High-throughput single-cell sequencing has greatly advanced the field of genomics by allowing researchers to investigate cellular heterogeneity. However, the use of cell barcodes for identifying individual cells is limited by the cost and technical challenges associated with generating unique sets of DNA oligonucleotides for each individual cell. While this approach works well for studies with high target numbers, it becomes extremely difficult in the case of trying to detect low target numbers among thousands or millions of cells. In such cases, the use of cellular barcodes becomes costly and technically challenging. To overcome this limitation, Atrandi Biosciences has developed an alternative strategy based on the 1-read-1-cell principle, which enables sequencing of large numbers of cells in a barcoding-free fashion. This approach has the potential to reduce the cost and complexity of single-cell sequencing studies, making it more accessible and feasible to study multiple targets simultaneously.
To demonstrate the feasibility of this new principle, the 1-read-1-cell paradigm was applied to recovering native B-cell receptor heavy and light chain pairs in single cells, a critical step to monoclonal antibody discovery. Monoclonal antibodies are widely used in research, diagnostics, and therapeutics. Monoclonal antibodies are produced by immortalizing a single specific B cell, which requires identifying and isolating individual B cells. First, antibody-secreting mouse hybridoma cells were sequestered in semi-permeable capsules (SPCs) based on droplet microfluidic technology. SPCs are designed to enable multiple-step reactions while still maintaining the compartmentalization of individual cells. DNA or cDNA from reverse transcriptase reactions are then amplified within each SPC. No barcoding is necessary because the 1-read-1-cell principle is applied.

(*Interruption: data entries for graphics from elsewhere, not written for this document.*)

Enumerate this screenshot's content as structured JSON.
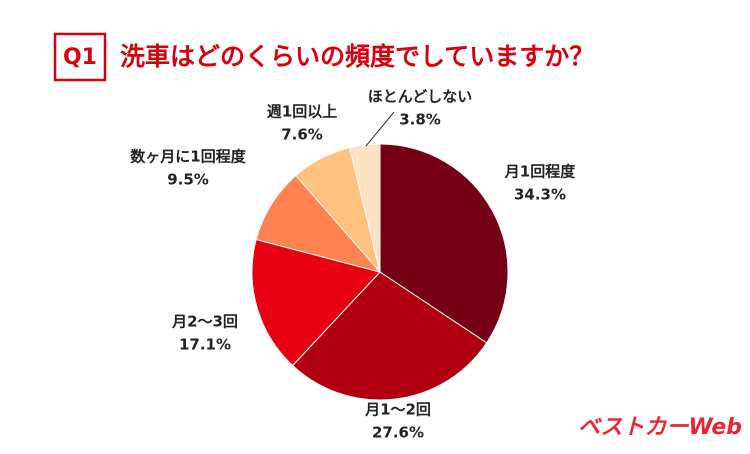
{
  "chart_data": {
    "type": "pie",
    "badge": "Q1",
    "title": "洗車はどのくらいの頻度でしていますか？",
    "categories": [
      "月1回程度",
      "月1～2回",
      "月2～3回",
      "数ヶ月に1回程度",
      "週1回以上",
      "ほとんどしない"
    ],
    "values": [
      34.3,
      27.6,
      17.1,
      9.5,
      7.6,
      3.8
    ],
    "value_labels": [
      "34.3%",
      "27.6%",
      "17.1%",
      "9.5%",
      "7.6%",
      "3.8%"
    ],
    "colors": [
      "#760014",
      "#b0000f",
      "#e60012",
      "#ff8250",
      "#ffc27e",
      "#fde1c2"
    ],
    "watermark": "ベストカーWeb"
  }
}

Instead of using barcodes, short DNA amplicons from the same cell were concatenated into a single fragment that then can be sequenced using long-read sequencing technology. These single-cell-derived concatemeric reads encode both heavy and light chain sequences. Results showed that the majority of concatemeric Nanopore read length ranged from 511 bases to ~24,000 bases.
To analyze heavy and light chain inserts, concatemers were deconcatenated and clustered in silico into two groups based on sequence similarity. As the authors expected, the BCR heavy and light chain inserts clustered independently of each other. More importantly, because of insert redundancy in concatemers, the authors were able to correct sequencing errors by consensus nucleotide alignment. As a proof-of-concept, the authors successfully employed a barcoding-free approach to sequence BCR heavy and light chain pairs in individual cells, a vital stage in monoclonal antibody discovery. This demonstrates the capability of the 1-read-1-cell principle in conducting two-target analyses of mammalian cells and potentially even more than two targets. Therefore, the use of barcoding-free high-throughput sequencing with the 1-read-1-cell principle allows for the efficient processing of large numbers of cells and concurrent analysis of multiple targets.